As I prepared for our UHS Summit, a conference at UHS ‘the journey toward Project Based Learning’, I ask myself. What does a world class school look like? The driving question for my project.. What is that principals and school leaders do that transforms a school to build world class learners. The same question I keep asking myself, compare to the #TheRipCurlSearch for the perfect wave. Chasing the perfect balance of learning. Its always deep inside me. This year and many more before, it is my thinking about what it takes to have a school world class. How do you get it?
It…. defined as?
That great teacher, lesson, learning experience, and one that is transformative for students and teachers, that are creating dreams of achievement.
One needs to ask and consider your vision. What do you want learning to look like? What do you want teachers to be doing? What do you want students to be doing?
“we are all gifted… only the context determines the evidence”

Ron Berger’s Ethic of Excellence (2003) rings true. Creating a work of excellence is transformational. Once a student sees that he or she is capable of quality, of excellence, that student is never quite the same. There is a new self-image, a new notion of possibility. There is an appetite for excellence. After students have had a taste of excellence, they’re never quite satisfied with less. Schools need to create a culture where it’s “cool to care.”
Five practices are essential for creating and sustaining a classroom culture of excellence: (1) assign work that matters; (2) study examples of excellence; (3) build a culture of critique; (4) require multiple revisions; and (5) provide opportunities for public presentation.

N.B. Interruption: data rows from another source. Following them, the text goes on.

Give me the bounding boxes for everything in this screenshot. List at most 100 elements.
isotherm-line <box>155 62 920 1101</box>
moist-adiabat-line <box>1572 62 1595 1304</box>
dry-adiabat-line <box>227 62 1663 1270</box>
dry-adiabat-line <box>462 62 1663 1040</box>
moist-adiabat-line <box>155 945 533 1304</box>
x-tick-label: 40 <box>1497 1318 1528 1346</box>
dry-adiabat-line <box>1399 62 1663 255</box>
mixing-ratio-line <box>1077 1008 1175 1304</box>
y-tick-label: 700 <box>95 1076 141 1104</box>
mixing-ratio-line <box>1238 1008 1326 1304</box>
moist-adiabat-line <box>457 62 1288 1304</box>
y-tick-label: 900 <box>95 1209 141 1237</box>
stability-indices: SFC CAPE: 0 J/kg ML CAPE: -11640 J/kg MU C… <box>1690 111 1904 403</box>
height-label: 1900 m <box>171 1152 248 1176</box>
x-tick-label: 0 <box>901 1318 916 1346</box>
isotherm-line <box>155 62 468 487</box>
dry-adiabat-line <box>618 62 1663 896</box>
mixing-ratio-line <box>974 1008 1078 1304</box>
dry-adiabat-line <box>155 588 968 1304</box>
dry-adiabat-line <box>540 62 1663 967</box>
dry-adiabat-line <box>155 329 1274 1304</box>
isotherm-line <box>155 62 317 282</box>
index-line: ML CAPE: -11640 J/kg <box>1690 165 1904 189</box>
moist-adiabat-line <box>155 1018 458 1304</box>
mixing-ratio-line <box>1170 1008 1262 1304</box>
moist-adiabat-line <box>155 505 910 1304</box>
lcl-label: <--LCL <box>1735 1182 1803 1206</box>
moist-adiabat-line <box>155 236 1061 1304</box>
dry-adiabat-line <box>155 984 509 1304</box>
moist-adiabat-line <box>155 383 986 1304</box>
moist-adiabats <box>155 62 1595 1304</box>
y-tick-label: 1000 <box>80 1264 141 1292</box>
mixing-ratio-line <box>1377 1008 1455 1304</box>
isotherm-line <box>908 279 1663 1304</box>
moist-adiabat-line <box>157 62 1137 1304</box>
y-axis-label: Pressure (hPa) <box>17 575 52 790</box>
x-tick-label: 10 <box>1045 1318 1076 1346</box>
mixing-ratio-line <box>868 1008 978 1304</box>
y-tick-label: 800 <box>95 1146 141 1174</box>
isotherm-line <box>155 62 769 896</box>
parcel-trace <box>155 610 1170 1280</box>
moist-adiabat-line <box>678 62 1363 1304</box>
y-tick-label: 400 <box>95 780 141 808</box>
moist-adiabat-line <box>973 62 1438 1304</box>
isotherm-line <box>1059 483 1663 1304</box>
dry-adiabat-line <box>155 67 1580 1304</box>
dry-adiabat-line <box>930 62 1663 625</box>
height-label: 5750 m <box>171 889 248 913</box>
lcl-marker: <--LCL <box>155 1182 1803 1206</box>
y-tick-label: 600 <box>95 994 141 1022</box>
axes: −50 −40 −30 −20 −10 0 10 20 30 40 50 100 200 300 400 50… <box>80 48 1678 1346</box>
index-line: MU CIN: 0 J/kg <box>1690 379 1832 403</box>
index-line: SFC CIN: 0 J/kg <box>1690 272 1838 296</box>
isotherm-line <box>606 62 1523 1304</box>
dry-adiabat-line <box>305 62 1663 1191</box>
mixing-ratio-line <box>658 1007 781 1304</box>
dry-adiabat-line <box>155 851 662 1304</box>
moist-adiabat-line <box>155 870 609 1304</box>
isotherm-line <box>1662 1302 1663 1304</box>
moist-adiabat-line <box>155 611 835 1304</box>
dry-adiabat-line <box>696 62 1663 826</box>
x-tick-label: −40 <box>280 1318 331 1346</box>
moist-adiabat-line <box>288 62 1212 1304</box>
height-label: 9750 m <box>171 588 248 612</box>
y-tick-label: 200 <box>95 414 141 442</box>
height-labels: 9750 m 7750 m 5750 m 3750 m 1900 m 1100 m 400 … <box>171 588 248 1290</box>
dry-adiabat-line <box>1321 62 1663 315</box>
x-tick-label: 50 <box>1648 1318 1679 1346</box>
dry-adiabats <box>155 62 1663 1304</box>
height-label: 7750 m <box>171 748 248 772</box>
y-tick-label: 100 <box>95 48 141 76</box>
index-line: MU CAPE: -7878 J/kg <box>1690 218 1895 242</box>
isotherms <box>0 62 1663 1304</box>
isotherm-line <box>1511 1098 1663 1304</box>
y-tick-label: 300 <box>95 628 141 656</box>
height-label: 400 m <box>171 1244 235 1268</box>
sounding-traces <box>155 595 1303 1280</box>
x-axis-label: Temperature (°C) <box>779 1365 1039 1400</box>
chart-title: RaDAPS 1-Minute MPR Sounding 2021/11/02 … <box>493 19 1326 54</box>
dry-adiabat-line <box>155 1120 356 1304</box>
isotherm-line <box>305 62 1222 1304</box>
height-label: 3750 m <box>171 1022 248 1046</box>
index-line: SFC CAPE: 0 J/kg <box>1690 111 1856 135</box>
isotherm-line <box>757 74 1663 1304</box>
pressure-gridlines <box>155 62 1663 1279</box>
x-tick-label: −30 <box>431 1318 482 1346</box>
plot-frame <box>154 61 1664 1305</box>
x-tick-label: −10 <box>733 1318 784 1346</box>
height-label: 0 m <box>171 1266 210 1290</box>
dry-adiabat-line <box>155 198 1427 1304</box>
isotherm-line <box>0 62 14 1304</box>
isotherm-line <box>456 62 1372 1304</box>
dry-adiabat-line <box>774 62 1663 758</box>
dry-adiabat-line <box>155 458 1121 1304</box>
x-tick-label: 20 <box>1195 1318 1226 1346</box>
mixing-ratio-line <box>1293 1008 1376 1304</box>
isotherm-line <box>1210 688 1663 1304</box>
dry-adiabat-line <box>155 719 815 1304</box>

Austin’s Butterfly: Building Excellence in Student Work.Austins Butterfly building a work of excellence
When I interviewed Yong Zhao, from Oregon University in 2014, he outlined 4 ideas of what one needs to build entrepreneurial world class students.
1. Imagine a View of future self (education can build this or dismantle). Teachers introduce students to a world that is beyond, the present realm. Imagine themselves in the future.
2. Self confidence of their ability, whatever that is (everyone has something they are good at, I mean everyone).
3.Ability to connect with groups, small social connection with groups, and then with an adult who cares.
4. Opportunity to show (exhibit) what they can do and what they are good at, the opportunity to contribute, the entrepreneurial key in all of us.

Enter, High Tech High;
- Teacher partners, real projects and real audiences.
- Inch wide, mile deep approach to learning.
- Engaging students.
- Follow passions, teachers and students.
- Product of learning is excellence.
- Real world connections, relationships.
- Creativity, skill development, engage.
January 2014 when visiting HTH.

The story
- students and teachers create the project/product for a real world audience.
- students and teachers together agree on the assessment rubric at the start
- teachers have teacher partners
- projects can be small or humongous
- technology is just a tool

The pedagogy looks like..
Today, we remain learners –
- Discussion is not deciding
- Suspend Judgment
- Encourage Wild Ideas
- Expand Divergent Thinking
Appreciative Enquiry

So what about the leadership. My research has taken me across Australia, Indonesia, Korea, China, and the USA.
Consistent Practices of leaders
- Educational Vision
- Personal qualities
- networking, use of champions, mentoring systems focusing on quality teaching
- Professional learning communities within school and beyond
- School structural reform in the support of 21st century learners
- innovative interpretation of the curriculum with a focus on pedagogy
- Resource management
- personal use of emerging technologies in leadership
While this is not exhaustive, passion, drive, high emotional intelligence is assumed.
In 2014, I was awarded the Premiers Leadership Scholarship PRemiers Awards 2015 and undertook study investigating the leadership qualities Creative World Class Entrepreneurial and Asia Literate Learners.
This research has continued to inform me. I am forever grateful for the inspiring conversations I have had with Laura McBain. An inspiring and intelligent leader who has changed my view and many others about the ‘work that matters’ .
Our Journey… from ideas to projects, to inventions to EXPO@UHS, a celebration of learning.

References:
Ron Berger’s An Ethic of Excellence: Building a Culture of Craftsmanship with Students (Heinemann, 2003).